In 1978, or thereabouts, I was in a crowd waiting to go through an entrance for a concert by Emerson, Lake & Palmer. With a fence surrounding the venue, and only one doorway, as the fateful hour of access arrived, thousands of excited fans pressed toward the porthole, pushing for the opportunity of a good seat, awarded via first come-first served.
Then it happened. Just 15 feet away from the constricted passage, the pressure rapidly and exponentially grew from all sides. With good friends and total strangers pressed impolitely into my body, my chest cavity could not fully expand, and I was finding it hard to breathe.
Unable to move my legs as the pressure mounted, my foot caught an ashphalt lump in the ground and I began to tilt over.

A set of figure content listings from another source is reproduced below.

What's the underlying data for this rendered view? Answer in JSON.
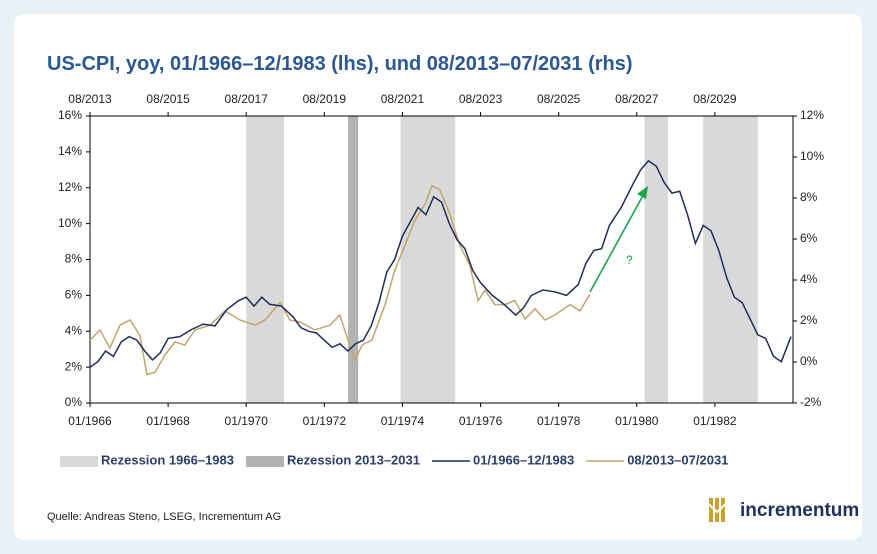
{
  "chart_data": {
    "type": "line",
    "title": "US-CPI, yoy, 01/1966–12/1983 (lhs), und 08/2013–07/2031 (rhs)",
    "annotation": "?",
    "xlim": [
      1966,
      1984
    ],
    "xticks": [
      {
        "value": 1966,
        "label": "01/1966"
      },
      {
        "value": 1968,
        "label": "01/1968"
      },
      {
        "value": 1970,
        "label": "01/1970"
      },
      {
        "value": 1972,
        "label": "01/1972"
      },
      {
        "value": 1974,
        "label": "01/1974"
      },
      {
        "value": 1976,
        "label": "01/1976"
      },
      {
        "value": 1978,
        "label": "01/1978"
      },
      {
        "value": 1980,
        "label": "01/1980"
      },
      {
        "value": 1982,
        "label": "01/1982"
      }
    ],
    "x2lim": [
      2013.583,
      2031.583
    ],
    "x2ticks": [
      {
        "value": 2013.583,
        "label": "08/2013"
      },
      {
        "value": 2015.583,
        "label": "08/2015"
      },
      {
        "value": 2017.583,
        "label": "08/2017"
      },
      {
        "value": 2019.583,
        "label": "08/2019"
      },
      {
        "value": 2021.583,
        "label": "08/2021"
      },
      {
        "value": 2023.583,
        "label": "08/2023"
      },
      {
        "value": 2025.583,
        "label": "08/2025"
      },
      {
        "value": 2027.583,
        "label": "08/2027"
      },
      {
        "value": 2029.583,
        "label": "08/2029"
      }
    ],
    "ylim": [
      0,
      16
    ],
    "yticks": [
      {
        "value": 0,
        "label": "0%"
      },
      {
        "value": 2,
        "label": "2%"
      },
      {
        "value": 4,
        "label": "4%"
      },
      {
        "value": 6,
        "label": "6%"
      },
      {
        "value": 8,
        "label": "8%"
      },
      {
        "value": 10,
        "label": "10%"
      },
      {
        "value": 12,
        "label": "12%"
      },
      {
        "value": 14,
        "label": "14%"
      },
      {
        "value": 16,
        "label": "16%"
      }
    ],
    "y2lim": [
      -2,
      12
    ],
    "y2ticks": [
      {
        "value": -2,
        "label": "-2%"
      },
      {
        "value": 0,
        "label": "0%"
      },
      {
        "value": 2,
        "label": "2%"
      },
      {
        "value": 4,
        "label": "4%"
      },
      {
        "value": 6,
        "label": "6%"
      },
      {
        "value": 8,
        "label": "8%"
      },
      {
        "value": 10,
        "label": "10%"
      },
      {
        "value": 12,
        "label": "12%"
      }
    ],
    "recessions": [
      {
        "name": "Rezession 1966–1983",
        "color": "#d9d9d9",
        "spans": [
          [
            1970.0,
            1970.97
          ],
          [
            1973.95,
            1975.35
          ],
          [
            1980.2,
            1980.8
          ],
          [
            1981.7,
            1983.1
          ]
        ]
      },
      {
        "name": "Rezession 2013–2031",
        "color": "#b3b3b3",
        "axis": "x2",
        "spans": [
          [
            2020.19,
            2020.45
          ]
        ]
      }
    ],
    "series": [
      {
        "name": "01/1966–12/1983",
        "color": "#1f2d5c",
        "x": [
          1966.0,
          1966.2,
          1966.4,
          1966.6,
          1966.8,
          1967.0,
          1967.2,
          1967.4,
          1967.6,
          1967.8,
          1968.0,
          1968.3,
          1968.6,
          1968.9,
          1969.2,
          1969.5,
          1969.8,
          1970.0,
          1970.2,
          1970.4,
          1970.6,
          1970.9,
          1971.2,
          1971.4,
          1971.6,
          1971.8,
          1972.0,
          1972.2,
          1972.4,
          1972.6,
          1972.8,
          1973.0,
          1973.2,
          1973.4,
          1973.6,
          1973.8,
          1974.0,
          1974.2,
          1974.4,
          1974.6,
          1974.8,
          1975.0,
          1975.2,
          1975.4,
          1975.6,
          1975.8,
          1976.0,
          1976.3,
          1976.6,
          1976.9,
          1977.1,
          1977.3,
          1977.6,
          1977.9,
          1978.2,
          1978.5,
          1978.7,
          1978.9,
          1979.1,
          1979.3,
          1979.6,
          1979.9,
          1980.1,
          1980.3,
          1980.5,
          1980.7,
          1980.9,
          1981.1,
          1981.3,
          1981.5,
          1981.7,
          1981.9,
          1982.1,
          1982.3,
          1982.5,
          1982.7,
          1982.9,
          1983.1,
          1983.3,
          1983.5,
          1983.7,
          1983.95
        ],
        "values": [
          2.0,
          2.3,
          2.9,
          2.6,
          3.4,
          3.7,
          3.5,
          2.9,
          2.4,
          2.8,
          3.6,
          3.7,
          4.1,
          4.4,
          4.3,
          5.2,
          5.7,
          5.9,
          5.4,
          5.9,
          5.5,
          5.4,
          4.8,
          4.2,
          4.0,
          3.9,
          3.5,
          3.1,
          3.3,
          2.9,
          3.3,
          3.5,
          4.3,
          5.6,
          7.3,
          8.0,
          9.3,
          10.1,
          10.9,
          10.5,
          11.5,
          11.2,
          10.0,
          9.1,
          8.6,
          7.4,
          6.7,
          6.0,
          5.5,
          4.9,
          5.3,
          6.0,
          6.3,
          6.2,
          6.0,
          6.6,
          7.8,
          8.5,
          8.6,
          9.9,
          10.9,
          12.2,
          13.0,
          13.5,
          13.2,
          12.3,
          11.7,
          11.8,
          10.5,
          8.9,
          9.9,
          9.6,
          8.5,
          7.0,
          5.9,
          5.6,
          4.7,
          3.8,
          3.6,
          2.6,
          2.3,
          3.7
        ]
      },
      {
        "name": "08/2013–07/2031",
        "color": "#c2a56b",
        "axis": "y2",
        "xaxis": "x2",
        "x": [
          2013.58,
          2013.84,
          2014.09,
          2014.35,
          2014.61,
          2014.86,
          2015.04,
          2015.25,
          2015.5,
          2015.76,
          2016.01,
          2016.27,
          2016.66,
          2017.04,
          2017.42,
          2017.81,
          2018.06,
          2018.45,
          2018.7,
          2018.96,
          2019.34,
          2019.73,
          2019.98,
          2020.19,
          2020.37,
          2020.55,
          2020.8,
          2021.14,
          2021.39,
          2021.65,
          2021.9,
          2022.16,
          2022.34,
          2022.54,
          2022.8,
          2023.05,
          2023.31,
          2023.52,
          2023.7,
          2023.95,
          2024.21,
          2024.46,
          2024.72,
          2024.98,
          2025.23,
          2025.49,
          2025.87,
          2026.13,
          2026.38
        ],
        "values": [
          1.07,
          1.56,
          0.68,
          1.8,
          2.05,
          1.3,
          -0.6,
          -0.5,
          0.34,
          0.98,
          0.83,
          1.56,
          1.8,
          2.5,
          2.05,
          1.8,
          2.05,
          2.9,
          2.05,
          1.95,
          1.56,
          1.8,
          2.3,
          1.07,
          0.1,
          0.83,
          1.07,
          2.8,
          4.5,
          5.7,
          6.9,
          7.7,
          8.6,
          8.4,
          7.2,
          5.7,
          4.7,
          3.0,
          3.5,
          2.8,
          2.8,
          3.0,
          2.1,
          2.6,
          2.05,
          2.3,
          2.8,
          2.5,
          3.3
        ]
      }
    ]
  },
  "source": "Quelle: Andreas Steno, LSEG, Incrementum AG",
  "logo": "incrementum"
}
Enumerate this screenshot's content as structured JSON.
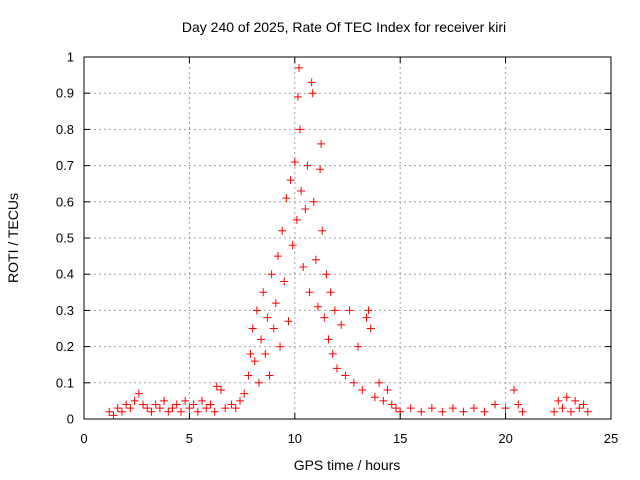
{
  "chart_data": {
    "type": "scatter",
    "title": "Day 240 of 2025, Rate Of TEC Index for receiver kiri",
    "xlabel": "GPS time / hours",
    "ylabel": "ROTI / TECUs",
    "xlim": [
      0,
      25
    ],
    "ylim": [
      0,
      1
    ],
    "x_ticks": [
      0,
      5,
      10,
      15,
      20,
      25
    ],
    "x_tick_labels": [
      "0",
      "5",
      "10",
      "15",
      "20",
      "25"
    ],
    "y_ticks": [
      0,
      0.1,
      0.2,
      0.3,
      0.4,
      0.5,
      0.6,
      0.7,
      0.8,
      0.9,
      1
    ],
    "y_tick_labels": [
      "0",
      "0.1",
      "0.2",
      "0.3",
      "0.4",
      "0.5",
      "0.6",
      "0.7",
      "0.8",
      "0.9",
      "1"
    ],
    "grid": true,
    "marker": "+",
    "marker_color": "#ff0000",
    "series": [
      {
        "name": "ROTI",
        "points": [
          [
            1.2,
            0.02
          ],
          [
            1.4,
            0.01
          ],
          [
            1.6,
            0.03
          ],
          [
            1.8,
            0.02
          ],
          [
            2.0,
            0.04
          ],
          [
            2.2,
            0.03
          ],
          [
            2.4,
            0.05
          ],
          [
            2.6,
            0.07
          ],
          [
            2.8,
            0.04
          ],
          [
            3.0,
            0.03
          ],
          [
            3.2,
            0.02
          ],
          [
            3.4,
            0.04
          ],
          [
            3.6,
            0.03
          ],
          [
            3.8,
            0.05
          ],
          [
            4.0,
            0.02
          ],
          [
            4.2,
            0.03
          ],
          [
            4.4,
            0.04
          ],
          [
            4.6,
            0.02
          ],
          [
            4.8,
            0.05
          ],
          [
            5.0,
            0.03
          ],
          [
            5.2,
            0.04
          ],
          [
            5.4,
            0.02
          ],
          [
            5.6,
            0.05
          ],
          [
            5.8,
            0.03
          ],
          [
            6.0,
            0.04
          ],
          [
            6.2,
            0.02
          ],
          [
            6.3,
            0.09
          ],
          [
            6.5,
            0.08
          ],
          [
            6.7,
            0.03
          ],
          [
            7.0,
            0.04
          ],
          [
            7.2,
            0.03
          ],
          [
            7.4,
            0.05
          ],
          [
            7.6,
            0.07
          ],
          [
            7.8,
            0.12
          ],
          [
            7.9,
            0.18
          ],
          [
            8.0,
            0.25
          ],
          [
            8.1,
            0.16
          ],
          [
            8.2,
            0.3
          ],
          [
            8.3,
            0.1
          ],
          [
            8.4,
            0.22
          ],
          [
            8.5,
            0.35
          ],
          [
            8.6,
            0.18
          ],
          [
            8.7,
            0.28
          ],
          [
            8.8,
            0.12
          ],
          [
            8.9,
            0.4
          ],
          [
            9.0,
            0.25
          ],
          [
            9.1,
            0.32
          ],
          [
            9.2,
            0.45
          ],
          [
            9.3,
            0.2
          ],
          [
            9.4,
            0.52
          ],
          [
            9.5,
            0.38
          ],
          [
            9.6,
            0.61
          ],
          [
            9.7,
            0.27
          ],
          [
            9.8,
            0.66
          ],
          [
            9.9,
            0.48
          ],
          [
            10.0,
            0.71
          ],
          [
            10.1,
            0.55
          ],
          [
            10.15,
            0.89
          ],
          [
            10.2,
            0.97
          ],
          [
            10.25,
            0.8
          ],
          [
            10.3,
            0.63
          ],
          [
            10.4,
            0.42
          ],
          [
            10.5,
            0.58
          ],
          [
            10.6,
            0.7
          ],
          [
            10.7,
            0.35
          ],
          [
            10.8,
            0.93
          ],
          [
            10.85,
            0.9
          ],
          [
            10.9,
            0.6
          ],
          [
            11.0,
            0.44
          ],
          [
            11.1,
            0.31
          ],
          [
            11.2,
            0.69
          ],
          [
            11.25,
            0.76
          ],
          [
            11.3,
            0.52
          ],
          [
            11.4,
            0.28
          ],
          [
            11.5,
            0.4
          ],
          [
            11.6,
            0.22
          ],
          [
            11.7,
            0.35
          ],
          [
            11.8,
            0.18
          ],
          [
            11.9,
            0.3
          ],
          [
            12.0,
            0.14
          ],
          [
            12.2,
            0.26
          ],
          [
            12.4,
            0.12
          ],
          [
            12.6,
            0.3
          ],
          [
            12.8,
            0.1
          ],
          [
            13.0,
            0.2
          ],
          [
            13.2,
            0.08
          ],
          [
            13.4,
            0.28
          ],
          [
            13.5,
            0.3
          ],
          [
            13.6,
            0.25
          ],
          [
            13.8,
            0.06
          ],
          [
            14.0,
            0.1
          ],
          [
            14.2,
            0.05
          ],
          [
            14.4,
            0.08
          ],
          [
            14.6,
            0.04
          ],
          [
            14.8,
            0.03
          ],
          [
            15.0,
            0.02
          ],
          [
            15.5,
            0.03
          ],
          [
            16.0,
            0.02
          ],
          [
            16.5,
            0.03
          ],
          [
            17.0,
            0.02
          ],
          [
            17.5,
            0.03
          ],
          [
            18.0,
            0.02
          ],
          [
            18.5,
            0.03
          ],
          [
            19.0,
            0.02
          ],
          [
            19.5,
            0.04
          ],
          [
            20.0,
            0.03
          ],
          [
            20.4,
            0.08
          ],
          [
            20.6,
            0.04
          ],
          [
            20.8,
            0.02
          ],
          [
            22.3,
            0.02
          ],
          [
            22.5,
            0.05
          ],
          [
            22.7,
            0.03
          ],
          [
            22.9,
            0.06
          ],
          [
            23.1,
            0.02
          ],
          [
            23.3,
            0.05
          ],
          [
            23.5,
            0.03
          ],
          [
            23.7,
            0.04
          ],
          [
            23.9,
            0.02
          ]
        ]
      }
    ]
  }
}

Seeing anxiety well up into my face, and my head and shoulders steadily dropping from view, somehow Brian, one of my good buddies, clutched at my jacket and yanked me upright.
To this day, I am certain that he saved my life.
He also saved himself from the reality of being the first to trample a terrified young man to death.
Just a few days ago, Jdimytai Damour, a holiday employee at a Long Island WalMart, was crushed underfoot by a “mob” of shoppers bursting through a glass door in hot pursuit of bargains that ultimately cost a man’s life.
I suspect a search will be on for the ones early inside the establishment, as they will be held responsible for Mr. Damour’s tragic death. Having not seen the store security video, it may be right to lay blame at the feet of the very first.
Yet, if Brian had been unsuccessful and I had been killed while nearing the lone entrance for a concert, it would have been my best friends inflicting the initial injury. And there is nothing they could have done to stop.
You see, it may well be that the real culprits who killed an unfortunate employee were standing well back in the crowd, far away from view and any subsequent pleas to stop. At 5am, as they pressed forward, even lightly, they combined with many others to create a force at the front, so irresistible, even the best of intentions would have been instantly swept aside by an ugly, almost glacial inertia.
No one can easily or morally absolve those who knocked a poor soul down to his death. But nor can we presume to know what was in their hearts. Indeed, there are times when our collective presence creates an unspeakable pressure focused upon and directed through individuals impelled completely beyond their own power.
Indeed, the folks fashioned as an unrecognizable and crazed mob by the media may well be more familiar to us than first imagined. For in the vast bureaucratic sea of modern society, we too may sometimes find ourselves being the point of an incomprehensibly sharp spear, piercing the hearts and lives of those whose only culpability is that they stand near us.
Whether in middle-management of a company that cannot sustain its present workforce, or in uniform, enacting the sentences meted out by our highest courts, there are those in our world who are often called to carry out that which we cannot bear to conceive. They stand at the front, compelled by inexorable force from above and behind.
As they stand conveniently at the front, they are often the object of our instant and manifest disdain. Perhaps they should also be the recipients of our most fervent prayers.
Regardless of their personal culpability, whether at the front, or well behind, all of those who were in any way connected to the trampling an innocent man on Long Island, causing his death, will forever be forced to bear the heavy weight of taking his life.
Thus in the very midst of celebrating the arrival of a Redeemer, we are shown that, truly, we need a Redeemer. Perhaps He is One Who needs to save us, not only from the sins we commit against others, but also from the ones we ignorantly take upon ourselves.